FAQ
The MCP Server is the front door to Log10x — install it into Claude Desktop / Code / Cursor and let it guide you through adopting the rest of the platform.
Overview
Do I need MCP to use Log10x
No. Every 10x app (Dev, Reporter, Regulator, Streamer) has standalone install/deploy docs you can follow manually. MCP just makes adoption faster by knowing your environment and generating tailored configs.
If you prefer a manual workflow, skip MCP entirely and follow each app's Deploy page.
Why start with MCP instead of Dev
Historically you'd start with Dev (download CLI, run on sample logs) to preview savings before deploying anything. That still works. But with MCP installed:
- You ask your AI assistant "preview what 10x would do to my logs", and MCP fetches + runs Dev automatically
- You don't install a separate CLI; the MCP subprocess handles that
- The output comes back as structured answers to questions, not raw terminal output
So Dev is still the underlying tool, MCP is the faster entry point.
What it does
How does MCP know about my cluster
When you ask MCP to discover your environment, it reads your kubeconfig (read-only, same credentials as kubectl get) to identify:
- Forwarder DaemonSets (Fluent Bit, Fluentd, Datadog Agent, OTel Collector, etc.)
- Node counts and pod topology
- Existing logging destinations (Splunk HEC endpoints, Elasticsearch clusters, CloudWatch log groups)
It then proposes a deployment plan tailored to your stack. See Tools for the per-tool reference.
Does MCP apply changes to my infrastructure
No. MCP is an advisor, not an actor:
- k8s discovery is read-only (
kubectl getequivalents only) - Generated configs are files, not applied changes. MCP writes
my-reporter.yaml; you review andhelm install. - Filter/compact suggestions are diff-reviewable. MCP proposes mute file entries; you commit.
- Dependency checks run locally with your own SIEM credentials (read-only).
You stay the operator. MCP never writes to your cluster, your git repo, or your SIEM.
What is @apps/mcp and when do I run it
@apps/mcp is an internal runtime the MCP Server spawns as a subprocess when an agent calls log10x_validate. You almost never invoke it directly — the server handles the subprocess lifecycle.

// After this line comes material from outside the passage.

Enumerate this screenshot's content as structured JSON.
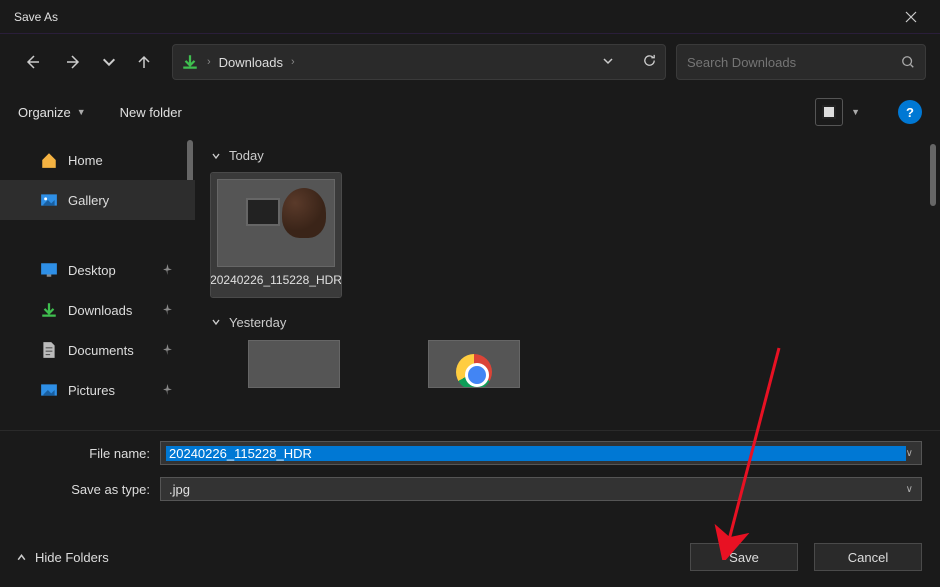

If you need to reproduce a log10x_validate result for debugging, see the Tools page.
Security
What data does the MCP Server see
- API calls to Log10x Prometheus (pre-aggregated metrics, no log content)
- kubeconfig read access (only what
kubectl getwould surface) - Your SIEM credentials (for dependency checks; read-only, local-only)
No log content ever leaves your machine. No data is cached server-side.
Where does the MCP Server run
As a local subprocess of your AI assistant (Claude Desktop, Code, Cursor). It starts when the assistant connects to the MCP and stops when the assistant closes. No cloud hosting, no Lambda, no API Gateway.